For its part, the Army Corps said it could not justify spending millions of U.S. taxpayer dollars on beach renourishment without a permanent easement to allow access.
“The Corps cannot build a project with a ‘gap’ due to a lack of facilities,” the agency said in a statement. “Authorized by Congress, an engineered project cannot provide the level of safety when built with gaps.”
Those gaps mean that a property with sand dunes and a long beach may be next to another property with none — and that’s where storm surge will hit in future hurricanes.

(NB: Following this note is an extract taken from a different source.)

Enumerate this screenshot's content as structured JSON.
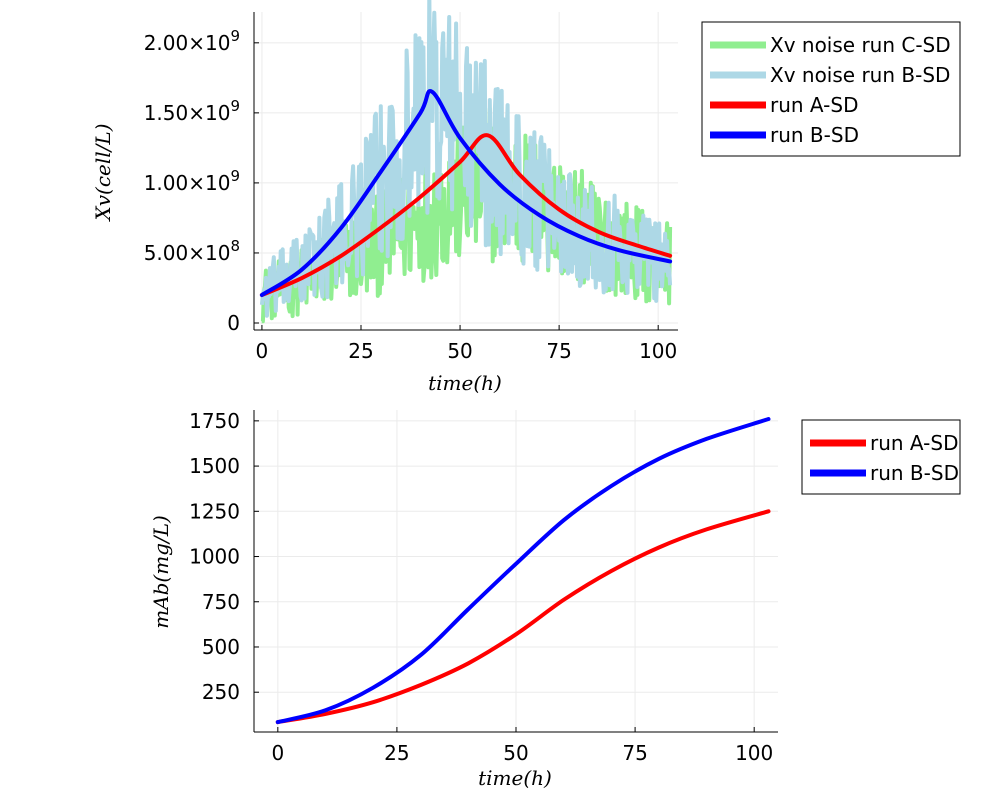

In the past, the Army Corps paid about 65% of beach restoration costs. Now, Pinellas County is footing the bill alone, with money that was earmarked for a new tampa bay rays Baseball stadiums and related developments that failed.
The team’s current ballpark, Tropicana Field, was heavily damaged in Hurricane Milton last October, but is being repaired in time for next season. The Rays were sold to a new group of investors this year, and where the team will play in the future is up in the air.
The county will never be able to do beach work like this again, said Public Works Director Kelly Hammer Levy.
“This is the last and only time,” she said. “So it’s really important that moving forward, we have federal support.”